From May 13 to July 29, 1944 Eugénie was held in the Fresnes penitentiary. She went through the Drancy camp from the 29th to the 31st of July. Deported in convoy 77, she survived the journey. Given her age and the despicable transportation conditions she must have had an indefectible will to live. She died the day of her arrival, August 5, 1944. Because of her age the Nazis probably sent her directly to the gas chamber.

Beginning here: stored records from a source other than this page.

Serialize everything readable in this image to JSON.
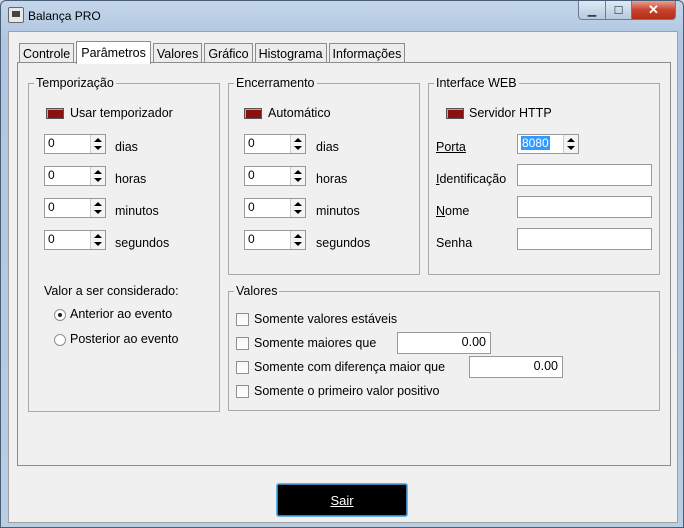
{
  "window": {
    "title": "Balança PRO"
  },
  "tabs": [
    {
      "label": "Controle"
    },
    {
      "label": "Parâmetros"
    },
    {
      "label": "Valores"
    },
    {
      "label": "Gráfico"
    },
    {
      "label": "Histograma"
    },
    {
      "label": "Informações"
    }
  ],
  "temporizacao": {
    "title": "Temporização",
    "toggle_label": "Usar temporizador",
    "fields": [
      {
        "value": "0",
        "unit": "dias"
      },
      {
        "value": "0",
        "unit": "horas"
      },
      {
        "value": "0",
        "unit": "minutos"
      },
      {
        "value": "0",
        "unit": "segundos"
      }
    ],
    "valor_label": "Valor a ser considerado:",
    "options": [
      {
        "label": "Anterior ao evento",
        "selected": true
      },
      {
        "label": "Posterior ao evento",
        "selected": false
      }
    ]
  },
  "encerramento": {
    "title": "Encerramento",
    "toggle_label": "Automático",
    "fields": [
      {
        "value": "0",
        "unit": "dias"
      },
      {
        "value": "0",
        "unit": "horas"
      },
      {
        "value": "0",
        "unit": "minutos"
      },
      {
        "value": "0",
        "unit": "segundos"
      }
    ]
  },
  "web": {
    "title": "Interface WEB",
    "toggle_label": "Servidor HTTP",
    "porta_label": "Porta",
    "porta_value": "8080",
    "ident_label": "Identificação",
    "ident_value": "",
    "nome_label": "Nome",
    "nome_value": "",
    "senha_label": "Senha",
    "senha_value": ""
  },
  "valores": {
    "title": "Valores",
    "estaveis_label": "Somente valores estáveis",
    "maiores_label": "Somente maiores que",
    "maiores_value": "0.00",
    "diferenca_label": "Somente com diferença maior que",
    "diferenca_value": "0.00",
    "positivo_label": "Somente o primeiro valor positivo"
  },
  "sair_label": "Sair",
  "colors": {
    "led": "#8b1010",
    "selection": "#3399ff"
  }
}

In May of 1945 her daughter, Lucienne Raphaëlle Hirsch-Lallemand, and her son-in-law, Jacques Hirsch, put in a request for a certificate of deportation and a missing person search. They obtained an official death certificate on April 22, 1948. Eugénie and her husband, Louis Raphaël Lallemand, received the mention “died for France” the same year. This mention is delivered when death is imputable to an act of war.
The 11th-grade class of the Raymond Poincaré High School in Bar-le-Duc and their teacher, Monsieur Cané, wish to thank the Convoi 77 Association for granting it the honor of producing the biography of such a great lady.
11th-grade class of the Raymond Poincaré High School of Bar-le-Duc, supervised by Monsieur Cané.